Diverse group makes final play for reality TV show to include Little Falls
By Terry Lehrke, News Editor
When Kris VonBerge got a phone call from the Town 180 producer Wednesday, she quickly started making phone calls.
The producer’s request? To gather a diverse group of people from the community and videotape a round-robin discussion on how they would reinvent Little Falls, with the purpose to showcase the dynamics of the residents. Sixteen were invited, 16 accepted and 16 showed up.
VonBerge said the producer told her that the network NBC is the most likely pick up the show. In addition, instead of one city with two teams being portrayed, the focus would be on two cities — each with one team working toward goals.
The winning city wouldn’t get a community makeover and what was initially thought to be a $100,000 prize. However, the producer told VonBerge Wednesday the cash amount was much, much more, but wouldn’t say how much more.
Little Falls is in the top three — Thursday’s video, send to the producers Friday — could be the deciding factor.
Those invited included Little Falls Mayor Cathy VanRisseghem, Council Member at Large Brian-Paul Crowder, Council Member Jeremy Hanfler, Bob Reinitz, Steve VanSlooten, Gary Block, Cassie Baum, Kenisha Schaffer, Kathy Whittington, Robin Hensel, Jody Scott-Olson, Kim Bzdok, Jill Moore, Ray Dodin and Gabrielle and David Meyer.
While they didn’t all agree on how to reinvent Little Falls, they all had ideas.
VanRisseghem said the meeting was not about individuals’ agendas in life, but about how to make Little Falls better.
Reinitz, a proponent of the Camp Ripley State Veterans Trail (a bike and multi-modal trail that would come through Little Falls), said Little Falls didn’t exist to the Minnesota Legislature and exposure on Town 180 “is a way to get put on the map.”
VanSlooten, not a proponent of a bike trail said, “If NBC wants to reduce its audience to 10 people, let’s talk about a bike trail.”
As for a $100,000 prize, VanSlooten said, “We need serious cash if we want to revitalize more than my house.”
Attitudes in the city need revitalizing, David Meyer said, with Crowder adding pride in the community and its history were items to capitalize on.
Dodin came to the city in 2009 from Chicago. He felt the city had a great location on two highways — the need was to bring people to Little Falls.
Whether the city was unique enough to bring people in was a question Scott-Olson had. So too, she asked, once people were in the city, what was available for them to do. She felt the Mississippi, a natural resource of the city should be highlighted (canoes, paddle boats), as well as activities involving the agricultural community.
Reinitz suggested a coffee shop overlooking the river. Bzdok agreed outdoor seating was needed.
Schaffer said there was nothing for children to do in town during the winter, like a winter park. And in the summer, she remembers going to the city beach which featured a bathroom and concession stand.

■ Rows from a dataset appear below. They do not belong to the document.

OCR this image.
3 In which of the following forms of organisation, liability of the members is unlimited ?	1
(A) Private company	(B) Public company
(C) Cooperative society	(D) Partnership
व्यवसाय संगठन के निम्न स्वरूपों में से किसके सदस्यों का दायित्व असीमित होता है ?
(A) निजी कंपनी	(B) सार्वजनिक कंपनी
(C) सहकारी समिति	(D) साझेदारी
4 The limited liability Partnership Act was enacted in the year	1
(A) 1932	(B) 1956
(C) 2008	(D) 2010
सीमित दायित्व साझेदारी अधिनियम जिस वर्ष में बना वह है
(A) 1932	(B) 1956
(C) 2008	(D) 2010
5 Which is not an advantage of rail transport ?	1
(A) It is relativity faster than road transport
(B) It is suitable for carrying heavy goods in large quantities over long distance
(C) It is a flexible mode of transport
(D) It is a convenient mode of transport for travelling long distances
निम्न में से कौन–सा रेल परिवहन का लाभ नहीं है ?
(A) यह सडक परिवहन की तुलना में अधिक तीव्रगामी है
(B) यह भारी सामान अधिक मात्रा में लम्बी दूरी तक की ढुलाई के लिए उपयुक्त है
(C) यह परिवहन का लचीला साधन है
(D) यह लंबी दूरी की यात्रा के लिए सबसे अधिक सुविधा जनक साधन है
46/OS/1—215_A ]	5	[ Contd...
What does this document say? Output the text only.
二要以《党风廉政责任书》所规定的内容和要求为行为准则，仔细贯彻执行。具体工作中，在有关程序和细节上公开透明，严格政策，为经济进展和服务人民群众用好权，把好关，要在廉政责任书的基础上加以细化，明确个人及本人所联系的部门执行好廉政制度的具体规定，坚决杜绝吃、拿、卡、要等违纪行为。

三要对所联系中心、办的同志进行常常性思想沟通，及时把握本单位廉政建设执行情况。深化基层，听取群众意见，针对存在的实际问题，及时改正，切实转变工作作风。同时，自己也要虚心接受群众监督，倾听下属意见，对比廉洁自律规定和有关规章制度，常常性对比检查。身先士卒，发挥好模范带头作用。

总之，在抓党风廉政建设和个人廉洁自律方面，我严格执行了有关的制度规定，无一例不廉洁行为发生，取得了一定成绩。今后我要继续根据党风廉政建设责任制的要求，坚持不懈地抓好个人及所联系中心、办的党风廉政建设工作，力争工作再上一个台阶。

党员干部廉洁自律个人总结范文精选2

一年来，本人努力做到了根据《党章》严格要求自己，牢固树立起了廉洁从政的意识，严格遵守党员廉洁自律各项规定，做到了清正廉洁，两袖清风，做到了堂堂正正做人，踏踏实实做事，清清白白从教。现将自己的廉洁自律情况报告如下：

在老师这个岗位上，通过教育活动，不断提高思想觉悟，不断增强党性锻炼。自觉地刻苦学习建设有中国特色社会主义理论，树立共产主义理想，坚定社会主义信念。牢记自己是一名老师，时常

Dodin, who said Little Falls is beautiful, said an indoor facility was needed for kids during the winter months, so residents didn’t have to drive to Brainerd or St. Cloud for activities.
Whittington, a resident for just four years, said she’s heard over and over, “You should have seen Little Falls long ago … it used to be alive.”
David and Gabrielle Meyer pointed to the problem of young people being encouraged to go to college and get out of town. They were the exceptions they said, since both are from Little Falls, are college graduates and have chosen to raise their family in the city. They are excited about Town 180.
David said Little Falls’ search for its identity must be a search for a positive identity.
Bzdok, who also grew up in Little Falls, said she never dreamed she’d come back to live — but loves the small school and the ability to get around without hassle.
VanSlooten brought the focus back to the river; Gabrielle Meyer said for the first time in history the city didn’t rely on the river — “But we should,” she said, citing it as a part of Little Falls’ history and a draw for visitors.
“Is that what we want? A tourist town?” asked Hanfler, who said the city needed more industry to generate jobs for the unemployed.
Diversity in cities to the Little Falls’ south and west needed to be tapped, Hensel said. She also suggested alternative purposes for Camp Ripley be sought and the need for answers for people losing their homes.
Whittington, who has lived in places all over the world, said she was impressed that so many people are doing so many things in Little Falls.
Moore at the Great River Arts Center pointed to the volunteers who have helped with the remodeling and the activity they’re working to revive.
Some very positive things were brought up, said Block. “We need to make it relevant for young people … need to build on that.”
“This group came together and listened to each other today, a huge goal,” said VonBerge. “They listened to each other’s ideas, had opinions, went back and forth on a dozen really great topics.”
While the videotaped session was to take 30 minutes, it lasted nearly an hour. The final consensus, “Town 180: We want you here!”
“And bring the money,” said VanSlooten.